African nations need to invest at least US$100-billion over the next 10 years to upgrade their infrastructure if they want to sufficiently tap their vast natural resource wealth and boost their economic growth. So says Standard Bank Group’s Ntlai Mosiah who is currently attending the Africa Infrastructure and Power Forum Conference being held in Beijing.
Inadequate infrastructure is responsible for holding back potentially higher levels of economic growth. If Africa’s problem of inadequate and antiquated infrastructure is resolved, there is a strong chance that GDP levels could be way higher than current projections. As Africans we should not wait.
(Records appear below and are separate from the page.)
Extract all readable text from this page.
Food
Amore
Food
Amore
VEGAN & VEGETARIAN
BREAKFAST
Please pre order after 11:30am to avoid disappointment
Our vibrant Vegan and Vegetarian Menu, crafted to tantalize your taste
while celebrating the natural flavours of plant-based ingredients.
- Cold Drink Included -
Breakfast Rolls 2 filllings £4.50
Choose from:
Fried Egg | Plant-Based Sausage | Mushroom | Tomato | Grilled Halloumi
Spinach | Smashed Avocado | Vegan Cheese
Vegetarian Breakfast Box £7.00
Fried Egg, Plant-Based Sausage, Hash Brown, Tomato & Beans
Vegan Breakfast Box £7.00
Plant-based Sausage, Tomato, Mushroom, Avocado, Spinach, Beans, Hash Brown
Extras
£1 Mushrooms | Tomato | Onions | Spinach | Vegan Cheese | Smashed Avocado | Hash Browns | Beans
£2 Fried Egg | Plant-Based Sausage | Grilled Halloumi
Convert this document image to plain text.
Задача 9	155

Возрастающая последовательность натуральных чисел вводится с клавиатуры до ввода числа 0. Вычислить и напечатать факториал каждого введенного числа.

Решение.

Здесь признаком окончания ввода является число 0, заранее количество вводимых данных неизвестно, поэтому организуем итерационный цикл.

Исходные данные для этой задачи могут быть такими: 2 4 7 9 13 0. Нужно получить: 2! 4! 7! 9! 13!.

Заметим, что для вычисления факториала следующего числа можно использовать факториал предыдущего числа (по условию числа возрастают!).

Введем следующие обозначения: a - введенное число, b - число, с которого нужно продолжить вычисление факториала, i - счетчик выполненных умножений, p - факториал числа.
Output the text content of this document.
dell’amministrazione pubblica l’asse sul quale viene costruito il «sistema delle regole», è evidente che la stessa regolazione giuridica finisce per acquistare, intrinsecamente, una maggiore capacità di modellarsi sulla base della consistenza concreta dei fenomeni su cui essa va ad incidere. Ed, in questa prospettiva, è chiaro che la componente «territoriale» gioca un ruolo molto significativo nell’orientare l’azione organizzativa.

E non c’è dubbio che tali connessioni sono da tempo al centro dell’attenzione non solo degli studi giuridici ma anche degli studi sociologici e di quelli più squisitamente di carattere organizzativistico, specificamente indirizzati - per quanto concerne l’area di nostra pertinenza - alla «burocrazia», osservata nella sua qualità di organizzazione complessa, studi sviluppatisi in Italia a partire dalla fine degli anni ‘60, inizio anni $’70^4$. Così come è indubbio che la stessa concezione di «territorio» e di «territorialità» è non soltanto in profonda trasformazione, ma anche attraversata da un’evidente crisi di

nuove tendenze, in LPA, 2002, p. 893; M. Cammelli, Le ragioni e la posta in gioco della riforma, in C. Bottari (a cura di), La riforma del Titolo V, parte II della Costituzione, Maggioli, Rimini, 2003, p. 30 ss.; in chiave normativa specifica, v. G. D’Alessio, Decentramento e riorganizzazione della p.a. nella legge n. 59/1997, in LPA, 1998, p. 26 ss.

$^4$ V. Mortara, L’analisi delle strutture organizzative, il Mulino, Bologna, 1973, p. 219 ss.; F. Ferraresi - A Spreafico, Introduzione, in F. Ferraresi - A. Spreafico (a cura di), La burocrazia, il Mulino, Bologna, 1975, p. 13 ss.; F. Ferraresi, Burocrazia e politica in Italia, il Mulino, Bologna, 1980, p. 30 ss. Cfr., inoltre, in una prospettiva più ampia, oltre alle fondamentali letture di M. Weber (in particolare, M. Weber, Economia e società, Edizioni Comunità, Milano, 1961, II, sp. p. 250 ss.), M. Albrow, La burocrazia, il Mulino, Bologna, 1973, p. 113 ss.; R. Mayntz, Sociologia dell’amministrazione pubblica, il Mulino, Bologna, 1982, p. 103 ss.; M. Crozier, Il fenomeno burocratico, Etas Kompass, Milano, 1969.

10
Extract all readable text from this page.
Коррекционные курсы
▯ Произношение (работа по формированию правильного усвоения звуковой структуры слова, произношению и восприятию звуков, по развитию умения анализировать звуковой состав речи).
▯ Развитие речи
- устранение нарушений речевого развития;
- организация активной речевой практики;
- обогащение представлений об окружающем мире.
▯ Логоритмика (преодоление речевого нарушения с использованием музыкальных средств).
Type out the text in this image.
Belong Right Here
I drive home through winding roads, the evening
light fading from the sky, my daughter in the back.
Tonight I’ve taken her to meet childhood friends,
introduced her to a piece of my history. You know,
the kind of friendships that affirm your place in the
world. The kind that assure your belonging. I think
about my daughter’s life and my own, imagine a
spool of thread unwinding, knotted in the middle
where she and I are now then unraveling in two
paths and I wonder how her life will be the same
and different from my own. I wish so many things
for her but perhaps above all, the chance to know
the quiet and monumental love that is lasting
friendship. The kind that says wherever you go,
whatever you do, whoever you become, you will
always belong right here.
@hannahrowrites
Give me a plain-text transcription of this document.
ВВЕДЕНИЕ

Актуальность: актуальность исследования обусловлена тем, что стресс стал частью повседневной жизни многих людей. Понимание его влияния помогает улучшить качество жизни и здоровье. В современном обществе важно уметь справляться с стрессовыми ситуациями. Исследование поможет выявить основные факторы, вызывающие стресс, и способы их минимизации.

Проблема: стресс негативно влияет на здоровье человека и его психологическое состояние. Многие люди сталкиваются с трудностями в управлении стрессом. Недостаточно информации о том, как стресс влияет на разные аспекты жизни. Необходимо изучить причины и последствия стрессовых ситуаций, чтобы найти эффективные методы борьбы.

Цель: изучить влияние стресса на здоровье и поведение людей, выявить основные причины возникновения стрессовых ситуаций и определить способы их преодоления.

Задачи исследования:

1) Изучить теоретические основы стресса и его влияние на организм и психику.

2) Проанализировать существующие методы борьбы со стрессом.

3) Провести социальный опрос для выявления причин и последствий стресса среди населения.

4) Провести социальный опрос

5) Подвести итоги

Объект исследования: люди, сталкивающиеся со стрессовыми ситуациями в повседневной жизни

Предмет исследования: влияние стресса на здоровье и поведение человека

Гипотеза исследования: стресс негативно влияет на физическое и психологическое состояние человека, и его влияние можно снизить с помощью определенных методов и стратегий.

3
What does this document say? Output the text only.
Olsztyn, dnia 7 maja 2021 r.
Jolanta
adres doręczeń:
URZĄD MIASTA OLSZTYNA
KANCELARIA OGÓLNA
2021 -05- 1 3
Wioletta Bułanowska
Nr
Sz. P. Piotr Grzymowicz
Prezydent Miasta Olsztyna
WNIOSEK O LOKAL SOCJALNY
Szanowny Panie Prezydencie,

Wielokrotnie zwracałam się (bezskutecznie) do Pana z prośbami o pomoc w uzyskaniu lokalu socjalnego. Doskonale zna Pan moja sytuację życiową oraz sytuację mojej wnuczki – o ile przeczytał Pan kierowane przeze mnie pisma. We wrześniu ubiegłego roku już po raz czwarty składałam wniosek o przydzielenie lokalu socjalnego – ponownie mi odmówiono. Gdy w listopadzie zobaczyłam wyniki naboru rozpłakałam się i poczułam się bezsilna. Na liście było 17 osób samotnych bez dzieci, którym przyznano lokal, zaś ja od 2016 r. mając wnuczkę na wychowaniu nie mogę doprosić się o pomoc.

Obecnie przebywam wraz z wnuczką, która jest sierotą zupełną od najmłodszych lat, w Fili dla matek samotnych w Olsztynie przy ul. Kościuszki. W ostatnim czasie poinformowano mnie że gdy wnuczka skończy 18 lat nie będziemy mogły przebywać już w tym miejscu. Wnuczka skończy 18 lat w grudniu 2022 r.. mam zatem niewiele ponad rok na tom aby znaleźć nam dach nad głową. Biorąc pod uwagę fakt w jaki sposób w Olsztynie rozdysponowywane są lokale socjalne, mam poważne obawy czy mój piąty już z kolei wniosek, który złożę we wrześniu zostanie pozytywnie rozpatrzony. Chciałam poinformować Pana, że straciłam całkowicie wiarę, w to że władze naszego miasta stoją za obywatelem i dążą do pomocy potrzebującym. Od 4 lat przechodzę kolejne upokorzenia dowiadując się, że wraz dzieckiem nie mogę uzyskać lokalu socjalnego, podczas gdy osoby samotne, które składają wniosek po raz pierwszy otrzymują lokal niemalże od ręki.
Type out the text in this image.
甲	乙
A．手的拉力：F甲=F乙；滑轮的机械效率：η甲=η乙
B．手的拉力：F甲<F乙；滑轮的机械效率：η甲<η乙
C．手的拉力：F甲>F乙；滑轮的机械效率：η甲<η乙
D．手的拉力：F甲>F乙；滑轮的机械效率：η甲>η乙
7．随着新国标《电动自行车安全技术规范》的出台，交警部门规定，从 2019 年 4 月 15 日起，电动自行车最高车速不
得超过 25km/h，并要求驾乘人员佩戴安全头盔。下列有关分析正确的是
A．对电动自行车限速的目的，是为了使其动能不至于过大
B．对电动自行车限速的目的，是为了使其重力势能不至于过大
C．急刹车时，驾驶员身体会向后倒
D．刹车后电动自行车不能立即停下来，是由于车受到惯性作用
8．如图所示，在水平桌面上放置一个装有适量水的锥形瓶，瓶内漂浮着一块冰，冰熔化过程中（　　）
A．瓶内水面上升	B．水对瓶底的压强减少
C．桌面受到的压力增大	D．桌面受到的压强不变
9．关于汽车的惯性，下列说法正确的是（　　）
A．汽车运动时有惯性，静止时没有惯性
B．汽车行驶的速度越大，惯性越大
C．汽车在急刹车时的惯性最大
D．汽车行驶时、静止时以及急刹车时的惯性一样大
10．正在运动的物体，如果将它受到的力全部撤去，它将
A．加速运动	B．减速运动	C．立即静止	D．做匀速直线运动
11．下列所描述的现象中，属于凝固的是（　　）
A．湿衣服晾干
The continent needs to take advantage of global demand for its commodities to build the economic infrastructure that facilitates raw material and beneficiated export and enables intra-Africa trade”
A recent World Bank study found that the poor state of electricity, water, port, road, rail and communications infrastructure - especially in sub-Saharan Africa - reduced economic growth by 0,2% a year and cut productivity by as much as 40%. While Africa’s collective GDP is expected to increase from US$1,6-trillion in 2010 to US$2,6-trillion in 2015 on the back of average annual economic growth of 5.5% over that period, we at Standard Bank Group believe sufficient investment in infrastructure could boost GDP by more than that estimate.
An example is the vast quantity of iron ore discovered in West Africa that could attract as much as US$25-billion of infrastructure investment over the next decade. In Mozambique, which has high quality coal reserves of more than 35-billion tons in reasonably close proximity to large Asian markets, rail and port infrastructure is likely to attract investments of more than US$20-billion over the same period. Africa as a whole will need to spend more than US$50-billion over the next 10 years to build an additional 4000km of rail infrastructure to unlock the bulk mineral resource potential that the continent holds.
South Africa should leverage its membership of the powerful BRICS (Brazil, Russia, India, China, South Africa) group of nations to facilitate greater investments in the development of Africa’s infrastructure.
Africa’s GDP will not grow at levels that it could unless countries move faster in investing in and implementing infrastructure plans. Current macro-economic indicators together with political stability throughout sub-Saharan Africa are pointing towards a unique wind of opportunity to kick-start Africa’s century.
It is therefore important that the BRICS Bank be established as a catalyst of other forms of capital including sovereign wealth funds, private equity, DFIs and commercial bank funding, for both large-scale infrastructure and small-to-medium size enterprise development.
The South African government has lobbied its BRICS partners to have the BRICS Bank headquartered in Africa and if approved, this will have a positive effect on infrastructure development and job creation in the region. Jobs and infrastructure, together, are the ingredients that will be needed for further investment in education and healthcare that will bring sustainable development.